Numbers can be deceiving, especially in this situation.

The Oklahoma State women’s basketball team beat Tulsa 78-48, but it wasn’t easy. The Cowgirls were down eight points at halftime — then everything changed.

The Cowgirls went on a 47-9 run in the second half on the strength of their stifling defense. OSU forced 12 steals and held the Golden Hurricane to 10% shooting in the second half.

OSU tallied 16 steals and forced 24 turnovers on Wednesday. Coach Jim Littell said the Cowgirls forced 49 deflections against Tulsa. That’s big a step up from the 37 deflections OSU had against Idaho and Lamar.

Even when they didn’t force a turnover, the Cowgirls were disruptive on defense. Forcing deflections can throw a team out of sync and mess up the timing. That’s what happened against Tulsa as the Cowgirls played lights out on defense.

OSU forward Vivian Gray said the deflections were an integral part of the game.

“We got a lot of deflections, which is the main goal for us,” Gray said. “Heading into games, we have a goal number of deflections to get and we surpassed that by a lot. That’s what really got us going in the second half, it was good defensive steals and things like that.”

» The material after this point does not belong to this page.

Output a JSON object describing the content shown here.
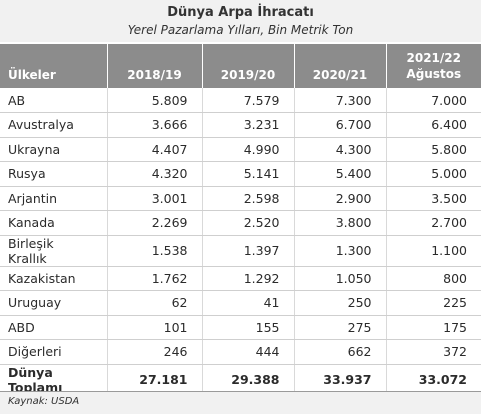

The defense was only half the equation, though. The offense also picked up after the break.

Gray shook off a rough first half and turned in 18 points on an almost perfect 6-for-7 shooting after the break. Gray said the team helped her get back on track.

“I think in the first half I put too much pressure on myself and I tend to come out too fast and rush everything,” Gray said. “I definitely did that. And then I got to the locker room in the second half, my teammates encouraged me and coach told me to just keep pushing through, keep pushing through.”

Gray also had a team-high four steals, one higher than guard Ja’Mee Asberry.

Asberry, who once again had three steals, had an excellent game with 21 points, six assists and four rebounds. Her point total was one shy of her career-high. She also shot 3-for-5 from beyond the arc.

Littell said he wants to see this kind of performance from Asberry regularly.

“We’ve talked to her, that for us to be good, we’ve got to have three premier scorers,” Littell said. “And I think she took that to heart. She was playing at home and we told her after the game, ‘just pretend every time you’re playing in Tulsa’ because it was one of her better games since she got here.”

OSU connected on a season-high 50% of its 3-point attempts, albeit on 12 attempts. Littell said he prefers his team shoot only 10-to-15 threes a game, but he was encouraged by the improved shooting for when teams force the Cowgirls to take a high volume of threes.

“We’ve been in the gym working on it,” Littell said. “We’re going to see that. And ultimately, when people do that, we got to step up and hit shots. Our kids have been shooting it a lot better, indicative of this game and we got people that can make shots. It’s just a matter of relaxing a little bit for our group.”

OSU’s second Big Sky matchup is with Idaho State. The Bengals come into the game with a 2-0 record and scored on average 83 points per game. They’re an experienced, physical group, but Littell said the Cowgirls need to continue building off their last win.

“Our size is going to match up with anybody,” Littell said. “It’s a matter of us guarding and continuing our intensity on the defensive end and then continuing to prove offensively. I think we got a lot better in the second half against Tulsa offensively.”